Le verbe que nous traduisons par tordre, signifie ordinairement tourmenter, affliger ; il se pourrait qu’il eût aussi le sens de haïr qui lui est donné par les anciennes versions. « Il est impossible de décrire avec plus d’exactitude la conduite des scribes et des pharisiens envers notre divin Sauveur. Nous trouvons qu’il est dur d’être traité par les hommes de cette manière ; mais souvenons-nous que le Fils de Dieu a été ainsi traité avant nous et que nous faisons profession d’être ses disciples » (Horne).

Verset 7. Ils se liguent, ils épient, ils observent mes pas, car ils en veulent à ma vie.

Les ennemis du psalmiste sont comparés à un chasseur (Comp. Ps 10.8 ; Jr 5.26).

Verset 8. Pour échapper, ils comptent sur l’iniquité. En ta colère, ô Dieu, fais tomber les peuples!

Le premier membre de ce verset présente quelque obscurité à cause de sa concision. Le psalmiste veut probablement dire que ses ennemis croient trouver dans leurs crimes mêmes une protection contre la puissance de Dieu.
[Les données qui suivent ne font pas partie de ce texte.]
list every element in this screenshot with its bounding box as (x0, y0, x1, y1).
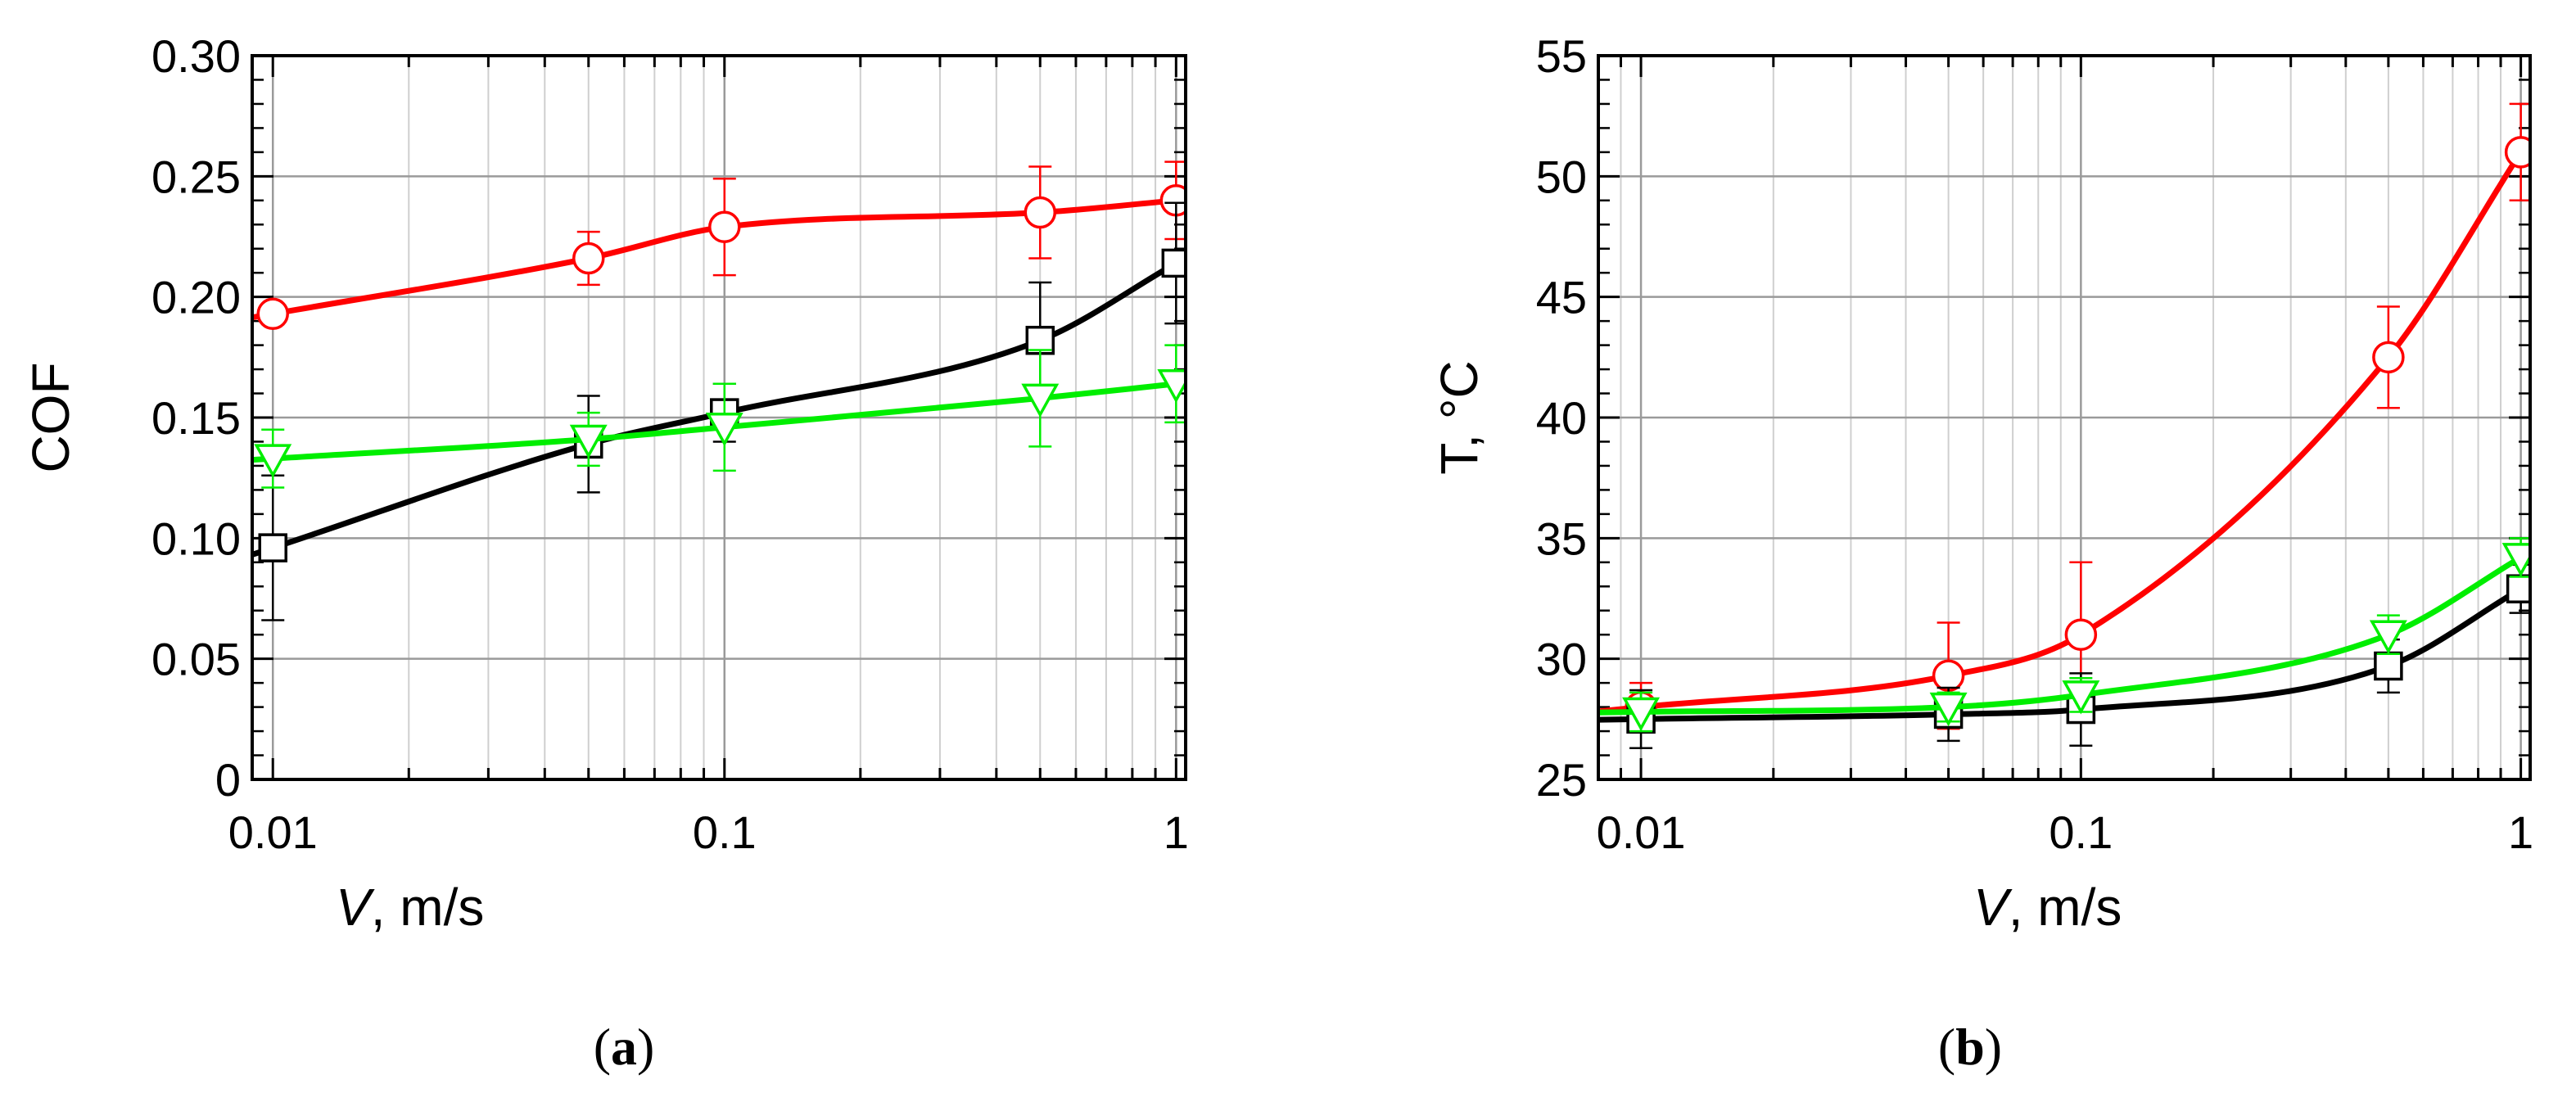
data-point (2504, 136, 2530, 169)
x-axis-unit: , m/s (2009, 878, 2122, 937)
data-point (1932, 659, 1965, 693)
x-tick-label: 0.01 (228, 806, 318, 858)
data-point (1929, 692, 1968, 727)
series-2 (1598, 537, 2530, 733)
y-tick-label: 40 (1536, 392, 1587, 444)
panel-label-paren: ( (594, 1018, 611, 1076)
grid-lines (1598, 54, 2530, 781)
y-tick-label: 25 (1536, 754, 1587, 806)
data-point (705, 413, 743, 447)
series-group (1598, 102, 2530, 749)
data-point (708, 210, 741, 243)
y-tick-label: 30 (1536, 634, 1587, 685)
y-tick-label: 0.30 (151, 30, 241, 82)
panel-label: (b) (1938, 1018, 2002, 1076)
data-point (2064, 618, 2098, 651)
y-tick-label: 35 (1536, 513, 1587, 564)
series-group (252, 160, 1186, 621)
data-point (256, 297, 289, 331)
y-tick-label: 45 (1536, 272, 1587, 323)
x-axis-variable: V (336, 878, 375, 937)
y-tick-label: 0.10 (151, 513, 241, 564)
panel-label: (a) (594, 1018, 655, 1076)
panel-label-letter: a (611, 1018, 637, 1076)
data-point (254, 444, 292, 478)
chart-panel-a: 0.01 0.1 1 0 0.05 0.10 0.15 0.20 0.25 0.30 V, m/s C… (21, 30, 1189, 1076)
x-axis-title: V, m/s (336, 878, 484, 937)
data-point (2374, 651, 2403, 681)
x-tick-label: 1 (1164, 806, 1189, 858)
data-point (1161, 248, 1186, 278)
y-tick-label: 0.25 (151, 151, 241, 202)
y-tick-label: 55 (1536, 30, 1587, 82)
data-point (258, 533, 287, 562)
data-point (2062, 680, 2100, 715)
panel-label-letter: b (1955, 1018, 1985, 1076)
chart-panel-b: 0.01 0.1 1 25 30 35 40 45 50 55 V, m/s T, °C (b) (1430, 30, 2533, 1076)
x-axis-variable: V (1973, 878, 2013, 937)
x-tick-label: 0.1 (2049, 806, 2113, 858)
y-axis-title: COF (21, 362, 80, 472)
y-tick-label: 50 (1536, 151, 1587, 202)
x-axis-unit: , m/s (371, 878, 485, 937)
data-point (2501, 543, 2530, 577)
panel-label-paren: ) (1985, 1018, 2002, 1076)
data-point (1021, 383, 1060, 418)
plot-frame (251, 54, 1187, 781)
plot-frame (1597, 54, 2532, 781)
panel-label-paren: ( (1938, 1018, 1955, 1076)
y-tick-label: 0.15 (151, 392, 241, 444)
grid-lines (251, 54, 1186, 781)
data-point (1622, 697, 1661, 732)
y-tick-label: 0.05 (151, 634, 241, 685)
data-point (572, 242, 605, 275)
x-tick-label: 0.1 (693, 806, 757, 858)
series-2 (252, 344, 1186, 489)
y-axis-title: T, °C (1430, 360, 1489, 474)
series-1 (1598, 563, 2530, 749)
x-axis-title: V, m/s (1973, 878, 2122, 937)
data-point (569, 424, 608, 459)
y-tick-label: 0 (215, 754, 241, 806)
data-point (2372, 341, 2405, 374)
y-tick-label: 0.20 (151, 272, 241, 323)
series-0 (1598, 102, 2530, 733)
series-1 (252, 201, 1186, 621)
x-tick-label: 0.01 (1597, 806, 1686, 858)
x-tick-label: 1 (2508, 806, 2533, 858)
data-point (2369, 620, 2407, 654)
data-point (1024, 196, 1057, 229)
panel-label-paren: ) (637, 1018, 654, 1076)
series-0 (252, 160, 1186, 331)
Kimchi et De Wette donnent à cet énoncé la forme d’une question et traduisent : « Avec leurs méchancetés y a-t-il délivrance pour eux? » Quoi qu’il en soit, Calvin a bien rendu le sens général du verset : « Bien qu’ils soient si orgueilleux et qu’ils se promettent l’impunité, mettant leur confiance dans leur méchanceté, tes châtiments les atteindront. » — Le psalmiste parle des peuples, parce que dans sa pensée le jugement universel se rattache à celui qui doit s’exercer sur ses ennemis (Comp. Ps 7.8).
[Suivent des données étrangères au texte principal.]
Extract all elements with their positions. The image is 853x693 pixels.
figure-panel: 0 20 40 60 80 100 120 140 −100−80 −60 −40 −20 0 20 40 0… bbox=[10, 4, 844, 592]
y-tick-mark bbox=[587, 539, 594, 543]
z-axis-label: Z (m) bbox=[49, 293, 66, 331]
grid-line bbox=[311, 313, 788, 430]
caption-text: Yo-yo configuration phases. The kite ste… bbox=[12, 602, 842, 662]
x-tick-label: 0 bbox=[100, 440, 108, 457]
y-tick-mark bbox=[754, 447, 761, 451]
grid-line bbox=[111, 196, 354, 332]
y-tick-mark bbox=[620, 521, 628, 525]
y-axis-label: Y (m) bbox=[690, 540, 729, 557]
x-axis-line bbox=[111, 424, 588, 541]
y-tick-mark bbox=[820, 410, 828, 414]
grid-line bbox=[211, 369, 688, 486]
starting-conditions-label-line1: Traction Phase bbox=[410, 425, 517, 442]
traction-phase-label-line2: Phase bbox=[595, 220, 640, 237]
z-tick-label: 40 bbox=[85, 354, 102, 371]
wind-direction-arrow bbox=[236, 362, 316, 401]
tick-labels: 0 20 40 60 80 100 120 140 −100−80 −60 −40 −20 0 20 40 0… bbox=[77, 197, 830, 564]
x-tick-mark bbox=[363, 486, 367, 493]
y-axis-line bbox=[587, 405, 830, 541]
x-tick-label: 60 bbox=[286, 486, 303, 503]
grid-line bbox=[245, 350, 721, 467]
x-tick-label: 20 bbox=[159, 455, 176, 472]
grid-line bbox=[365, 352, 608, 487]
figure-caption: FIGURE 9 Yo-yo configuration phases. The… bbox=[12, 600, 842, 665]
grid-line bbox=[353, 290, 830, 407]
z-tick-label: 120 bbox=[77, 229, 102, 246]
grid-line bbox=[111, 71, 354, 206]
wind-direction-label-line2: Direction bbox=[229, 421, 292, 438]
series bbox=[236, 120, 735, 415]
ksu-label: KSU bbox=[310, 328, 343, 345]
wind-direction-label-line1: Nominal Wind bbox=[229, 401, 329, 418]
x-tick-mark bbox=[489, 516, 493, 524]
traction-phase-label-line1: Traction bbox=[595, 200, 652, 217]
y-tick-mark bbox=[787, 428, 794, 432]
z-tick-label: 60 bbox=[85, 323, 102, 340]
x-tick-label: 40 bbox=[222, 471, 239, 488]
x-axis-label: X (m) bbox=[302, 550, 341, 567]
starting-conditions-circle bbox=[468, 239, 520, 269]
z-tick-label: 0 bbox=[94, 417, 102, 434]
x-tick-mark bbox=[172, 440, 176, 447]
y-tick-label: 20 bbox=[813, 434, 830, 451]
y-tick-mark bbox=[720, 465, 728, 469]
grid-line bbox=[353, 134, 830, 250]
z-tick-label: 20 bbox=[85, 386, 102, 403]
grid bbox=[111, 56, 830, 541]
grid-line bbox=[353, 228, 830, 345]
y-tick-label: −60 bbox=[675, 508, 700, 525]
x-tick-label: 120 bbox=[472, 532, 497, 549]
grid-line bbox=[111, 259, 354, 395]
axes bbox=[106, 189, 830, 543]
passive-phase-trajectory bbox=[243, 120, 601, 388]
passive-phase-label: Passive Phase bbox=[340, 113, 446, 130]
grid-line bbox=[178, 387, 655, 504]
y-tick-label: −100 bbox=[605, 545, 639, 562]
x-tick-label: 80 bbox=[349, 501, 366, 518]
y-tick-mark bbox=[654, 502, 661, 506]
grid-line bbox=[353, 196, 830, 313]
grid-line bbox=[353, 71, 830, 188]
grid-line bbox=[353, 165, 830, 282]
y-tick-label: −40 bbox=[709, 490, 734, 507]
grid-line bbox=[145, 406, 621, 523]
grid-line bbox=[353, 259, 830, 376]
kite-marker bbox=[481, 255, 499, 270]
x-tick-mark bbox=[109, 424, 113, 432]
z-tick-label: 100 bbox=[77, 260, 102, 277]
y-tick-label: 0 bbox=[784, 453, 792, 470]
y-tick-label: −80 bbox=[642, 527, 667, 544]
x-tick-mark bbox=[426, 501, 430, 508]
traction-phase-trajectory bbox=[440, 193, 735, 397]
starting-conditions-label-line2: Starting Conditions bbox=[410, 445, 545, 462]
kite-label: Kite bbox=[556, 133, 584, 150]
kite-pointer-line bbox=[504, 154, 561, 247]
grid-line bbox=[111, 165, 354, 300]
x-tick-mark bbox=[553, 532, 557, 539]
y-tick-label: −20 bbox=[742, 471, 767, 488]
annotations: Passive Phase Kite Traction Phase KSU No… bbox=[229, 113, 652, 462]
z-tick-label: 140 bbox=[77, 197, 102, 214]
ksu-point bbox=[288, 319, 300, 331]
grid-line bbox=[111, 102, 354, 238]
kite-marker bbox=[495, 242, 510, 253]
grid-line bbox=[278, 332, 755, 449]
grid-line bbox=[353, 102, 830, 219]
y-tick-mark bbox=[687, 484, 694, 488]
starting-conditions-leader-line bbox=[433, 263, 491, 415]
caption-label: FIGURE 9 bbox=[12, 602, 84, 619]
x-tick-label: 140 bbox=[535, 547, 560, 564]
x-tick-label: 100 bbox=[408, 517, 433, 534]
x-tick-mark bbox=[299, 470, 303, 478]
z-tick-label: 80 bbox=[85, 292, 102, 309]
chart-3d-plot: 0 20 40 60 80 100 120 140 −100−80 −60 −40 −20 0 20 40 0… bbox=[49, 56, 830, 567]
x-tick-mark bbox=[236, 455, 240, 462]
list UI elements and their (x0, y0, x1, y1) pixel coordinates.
Verset 9. Mes fuites, tu les as comptées, toi! Recueille mes larmes dans ton urne : ne sont-elles pas dans ton livre?

Le mot que nous traduisons par mes fuites est au singulier dans l’original et cela sans doute parce que, comme le dit Calvin, la vie de David avait été jusqu’alors une pérégrination continuelle. — Le mot que nous traduisons par urne signifie proprement une outre, comme celles dans lesquelles on avait coutume de conserver du vin ou d’autres liquides. — Dans le troisième hémistiche l’interrogation a la valeur d’une affirmation énergique ; c’est souvent le cas dans l’Ancien Testament. L’image d’un livre se retrouve Mal 3.16. — Ce verset nous montre d’une manière touchante combien le psalmiste était soutenu par la croyance à une providence particulière, qui veille sur les fidèles jusque dans les moindres détails de leur vie (Comp. Mt 10.30).

Verset 10. Au jour où je crierai mes ennemis seront repoussés ; je le sais, car Dieu est pour moi.
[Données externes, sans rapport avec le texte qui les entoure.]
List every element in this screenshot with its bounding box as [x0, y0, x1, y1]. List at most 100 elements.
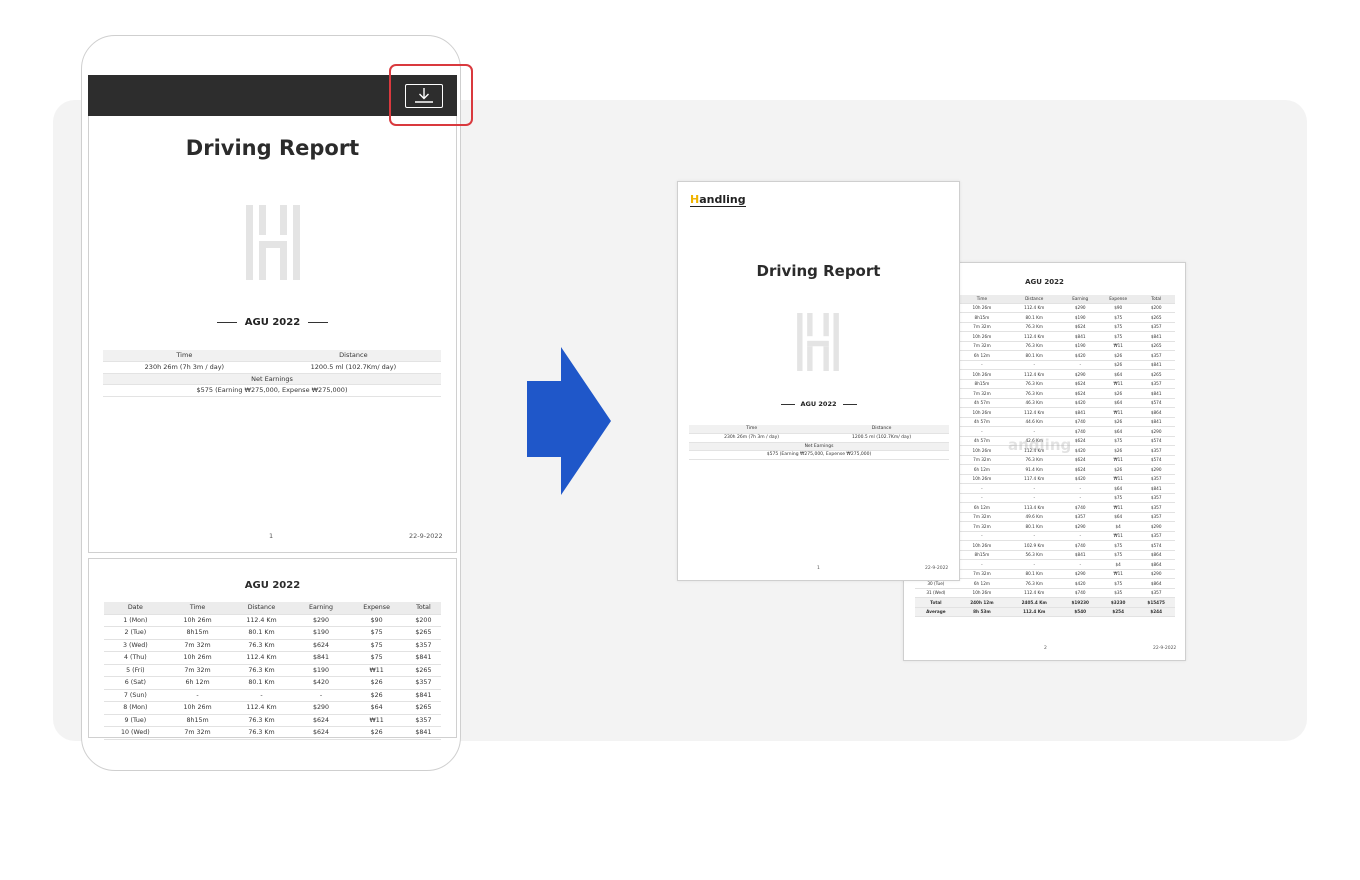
table-cell: $357: [405, 714, 441, 727]
table-cell: $624: [1061, 379, 1100, 389]
column-header: Time: [166, 602, 229, 615]
table-cell: $265: [1137, 341, 1175, 351]
table-cell: Total: [915, 597, 957, 608]
table-cell: $244: [1137, 607, 1175, 617]
table-cell: $357: [1061, 512, 1100, 522]
table-cell: 8h15m: [166, 626, 229, 640]
table-cell: 112.4 Km: [1007, 607, 1062, 617]
table-cell: $624: [1061, 436, 1100, 446]
table-cell: $64: [1099, 369, 1138, 380]
page-date: 22-9-2022: [409, 532, 443, 540]
table-cell: ₩11: [1099, 569, 1138, 579]
table-cell: $290: [1137, 521, 1175, 532]
table-cell: 91.4 Km: [1007, 464, 1062, 475]
table-cell: -: [1061, 360, 1100, 370]
table-cell: $190: [294, 664, 348, 677]
table-cell: $4: [1099, 521, 1138, 532]
table-cell: 7m 32m: [956, 341, 1008, 351]
table-cell: $26: [347, 689, 406, 702]
table-row: 1 (Mon) 10h 26m 112.4 Km $290 $90 $200: [104, 614, 441, 627]
table-cell: $19230: [1061, 597, 1100, 608]
table-cell: 112.4 Km: [228, 614, 295, 627]
month-heading: AGU 2022: [244, 580, 301, 591]
table-cell: 4h 57m: [956, 436, 1008, 446]
table-cell: 30 (Tue): [915, 578, 957, 589]
table-cell: $200: [1137, 303, 1175, 313]
table-cell: $15475: [1137, 597, 1175, 608]
table-cell: $90: [347, 614, 406, 627]
month-heading: AGU 2022: [678, 400, 959, 408]
total-row: Average 8h 53m 112.4 Km $540 $254 $244: [915, 607, 1175, 617]
table-cell: $740: [1061, 588, 1100, 598]
column-header: Expense: [347, 602, 406, 615]
table-cell: Average: [915, 607, 957, 617]
table-cell: 76.3 Km: [228, 714, 295, 727]
table-cell: $841: [1137, 417, 1175, 427]
table-cell: $190: [1061, 341, 1100, 351]
table-cell: $841: [294, 651, 348, 665]
download-button[interactable]: [405, 84, 443, 108]
table-cell: $64: [1099, 426, 1138, 437]
table-cell: $357: [1137, 379, 1175, 389]
table-cell: $290: [1137, 426, 1175, 437]
column-header: Total: [405, 602, 441, 615]
report-title: Driving Report: [185, 136, 360, 160]
table-cell: 42.6 Km: [1007, 436, 1062, 446]
table-cell: -: [956, 483, 1008, 494]
table-cell: 10h 26m: [166, 651, 229, 665]
table-cell: $357: [1137, 493, 1175, 503]
table-cell: 6 (Sat): [104, 676, 167, 690]
table-cell: 7 (Sun): [104, 689, 167, 702]
table-cell: $740: [1061, 426, 1100, 437]
month-heading: AGU 2022: [89, 317, 456, 328]
table-cell: -: [1061, 559, 1100, 570]
table-cell: $64: [1099, 483, 1138, 494]
table-cell: 8h15m: [956, 312, 1008, 323]
page-date: 22-9-2022: [925, 566, 949, 571]
table-cell: 8 (Mon): [104, 701, 167, 715]
table-cell: $740: [1061, 502, 1100, 513]
daily-table: Date Time Distance Earning Expense Total 1 (M…: [104, 602, 441, 740]
table-cell: 4h 57m: [956, 398, 1008, 408]
column-header: Total: [1137, 295, 1175, 304]
table-cell: $265: [405, 701, 441, 715]
table-cell: 7m 32m: [956, 388, 1008, 399]
table-cell: 8h15m: [166, 714, 229, 727]
table-cell: 8h 53m: [956, 607, 1008, 617]
table-cell: 6h 12m: [956, 502, 1008, 513]
table-cell: 240h 12m: [956, 597, 1008, 608]
table-row: 2 (Tue) 8h15m 80.1 Km $190 $75 $265: [104, 626, 441, 640]
table-cell: $624: [294, 639, 348, 652]
table-cell: $254: [1099, 607, 1138, 617]
table-cell: 76.3 Km: [1007, 388, 1062, 399]
table-cell: 10 (Wed): [104, 726, 167, 740]
column-header: Earning: [1061, 295, 1100, 304]
table-cell: ₩11: [1099, 407, 1138, 418]
table-row: 6 (Sat) 6h 12m 80.1 Km $420 $26 $357: [104, 676, 441, 690]
table-cell: -: [956, 493, 1008, 503]
table-cell: 7m 32m: [956, 512, 1008, 522]
table-cell: -: [1007, 426, 1062, 437]
table-cell: 10h 26m: [956, 474, 1008, 484]
table-cell: 112.4 Km: [228, 651, 295, 665]
table-cell: ₩11: [1099, 502, 1138, 513]
column-header: Date: [104, 602, 167, 615]
table-cell: -: [956, 531, 1008, 541]
column-header: Time: [956, 295, 1008, 304]
table-cell: 10h 26m: [956, 369, 1008, 380]
table-cell: $357: [1137, 512, 1175, 522]
table-cell: $864: [1137, 578, 1175, 589]
table-cell: $26: [1099, 445, 1138, 456]
page-number: 2: [1044, 646, 1047, 651]
table-cell: $26: [1099, 350, 1138, 361]
table-cell: 4h 57m: [956, 417, 1008, 427]
table-cell: 7m 32m: [166, 664, 229, 677]
table-cell: $841: [405, 651, 441, 665]
table-cell: $540: [1061, 607, 1100, 617]
table-cell: -: [166, 689, 229, 702]
table-cell: 8h15m: [956, 550, 1008, 560]
table-cell: ₩11: [1099, 455, 1138, 465]
table-row: 9 (Tue) 8h15m 76.3 Km $624 ₩11 $357: [104, 714, 441, 727]
report-page-1: Driving Report AGU 2022 Time Distance 230…: [88, 116, 457, 553]
table-cell: $190: [1061, 312, 1100, 323]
« David ne prie pas avec hésitation, mais avec une ferme persuasion que Dieu l’exaucera, conviction qui le met en état de mépriser tous les efforts de Satan et des impies » (Calvin). Ps 46.2 ; Rm 8.31.

Verset 11. C’est en Dieu que je me glorifie, en la parole, c’est en l’Éternel que je me glorifie, en la parole.

David reproduit la pensée du verset 5 afin de fortifier sa propre foi. « Lors même qu’aujourd’hui Dieu semble me refuser son secours, je me repose sur sa parole, et si la même chose m’arrive demain et après-demain, je persisterai à le louer » (Calvin).

Verset 12. C’est en Dieu que je me confie ; je ne crains rien : que me ferait l’homme?

Comp. Ps 52.10.

Verset 13. Ô Dieu, je dois m’acquitter de ce que je t’ai promis ; je te rendrai des actions de grâces.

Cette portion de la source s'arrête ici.